Sonnet 21

Unlike other poets who exaggerate and compare their beloved to cosmic forces, I claim nothing but simple truth about my beloved—I love honestly and won't praise to persuade or manipulate.

Original
Modern
1 So is it not with me as with that muse,
It's not the same for me as it is for other poets,
'Muse' = poet, as opposed to the literal muse (inspiration).
2 Stirred by a painted beauty to his verse,
Inspired to write verse by artificial, deceptive beauty,
'Painted' = artificially enhanced with cosmetics, or deceptively portrayed.
3 Who heaven it self for ornament doth use,
Who use heaven itself as mere rhetorical decoration,
'Ornament' = embellishment, rhetorical flourish.
4 And every fair with his fair doth rehearse,
And list off one beautiful thing after another in endless comparison,
'Rehearse' = repeat, enumerate; false poets accumulate comparisons.
5 Making a couplement of proud compare
Joining together grandiose comparisons in arrogant pairs,
'Couplement' = coupling, joining together; 'proud' = arrogant, grandiose.
6 With sun and moon, with earth and sea’s rich gems:
Comparing the beloved to the sun, moon, earth, and ocean's treasures,
Cosmic hyperbole: the beloved compared to all major celestial and terrestrial beauty.
7 With April’s first-born flowers and all things rare,
With spring's first blooms and every precious, singular thing,
'First-born flowers' = earliest blooms, symbol of renewal and fleeting beauty.
8 That heaven’s air in this huge rondure hems.
That heaven's atmosphere contains within the round earth's borders,
'Rondure' = roundness, the round earth; 'hems' = surrounds, borders.
Volta The shift from cataloging the false methods of other poets to the speaker's commitment to truth: 'O let me true in love but truly write.' Truth and love become synonymous.
9 O let me true in love but truly write,
The speaker's ethical commitment: truth in love requires truthful writing, not flattery.
But let me remain faithful through honest, truthful writing,
'True in love but truly write' = be faithful through honest speech, not flattery.
10 And then believe me, my love is as fair,
And then believe me when I say my beloved is beautiful,
11 As any mother’s child, though not so bright
As beautiful as any human being—though not brilliantly transcendent—
'Mother's child' = any human being, the humblest common reference.
12 As those gold candles fixed in heaven’s air:
Not as shining as the stars suspended in the sky,
'Gold candles' = stars; the speaker refuses cosmic comparison deliberately.
13 Let them say more that like of hearsay well,
Let those who prefer rumor and exaggeration speak more than I do,
'Like of hearsay' = prefer rumor, secondhand report; those who traffic in exaggeration.
14 I will not praise that purpose not to sell.
The refusal of poetry as persuasion: true love doesn't manipulate through praise.
I will not use praise as an instrument of manipulation or false persuasion.
'Purpose not to sell' = refuse to use praise as commerce, manipulation.
Wordplay
  • 'purpose' = intend, aim
  • 'sell' = to persuade falsely, to trade truth for advantage
  • the pun is on 'sell': commerce, and selling falsehood as truth
Truth as the Alternative to Hyperbole

Sonnet 21 mounts a philosophical argument against the very method of Sonnet 18. Where 18 uses extended metaphor ('Shall I compare thee to a summer's day?'), 21 rejects this as false. The volta at line 9 ('O let me true in love but truly write') posits that truthfulness and genuine love are the same thing. This is crucial to understanding Shakespeare's overall claim about poetry's power: immortality doesn't come from flattery or exaggeration but from honest observation.

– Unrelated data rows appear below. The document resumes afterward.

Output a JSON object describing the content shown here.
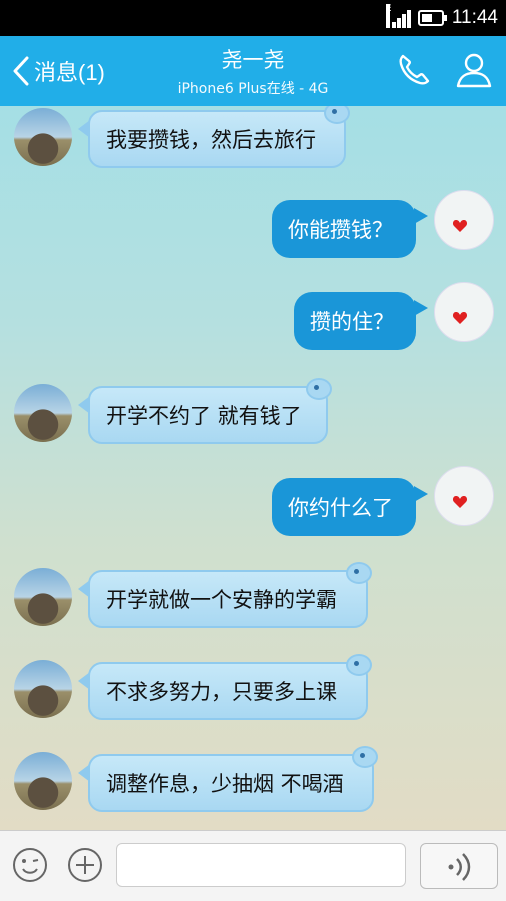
{
  "status_bar": {
    "network": "E",
    "time": "11:44"
  },
  "header": {
    "back_label": "消息(1)",
    "title": "尧一尧",
    "subtitle": "iPhone6 Plus在线 - 4G"
  },
  "messages": [
    {
      "sender": "other",
      "text": "我要攒钱，然后去旅行"
    },
    {
      "sender": "self",
      "text": "你能攒钱？"
    },
    {
      "sender": "self",
      "text": "攒的住？"
    },
    {
      "sender": "other",
      "text": "开学不约了 就有钱了"
    },
    {
      "sender": "self",
      "text": "你约什么了"
    },
    {
      "sender": "other",
      "text": "开学就做一个安静的学霸"
    },
    {
      "sender": "other",
      "text": "不求多努力，只要多上课"
    },
    {
      "sender": "other",
      "text": "调整作息，少抽烟 不喝酒"
    }
  ],
  "input": {
    "value": "",
    "placeholder": ""
  },
  "colors": {
    "header": "#21aee8",
    "self_bubble": "#1a96d8",
    "other_bubble": "#b8e0f5"
  }
}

Refusal of the Cosmological Comparison

Lines 1–8 enumerate the false poet's method: comparing the beloved to sun, moon, earth, ocean, spring flowers, and every celestial body. Lines 10–12 then make a radical claim: the beloved is 'as fair as any mother's child' but 'not so bright as those gold candles fixed in heaven's air.' The speaker deliberately refuses to elevate the beloved above the human scale. This paradoxically serves the immortalizing project: by keeping the beloved recognizably human and earthly, the poem becomes universally relevant.

If this happened today

It's like the difference between a credible journalist and a paid advertiser. One reports what they see honestly; the other hypes things to make a sale. The speaker is saying: my love is real and my words are true, so you should trust my claim that you're beautiful. I'm not trying to convince you of something false.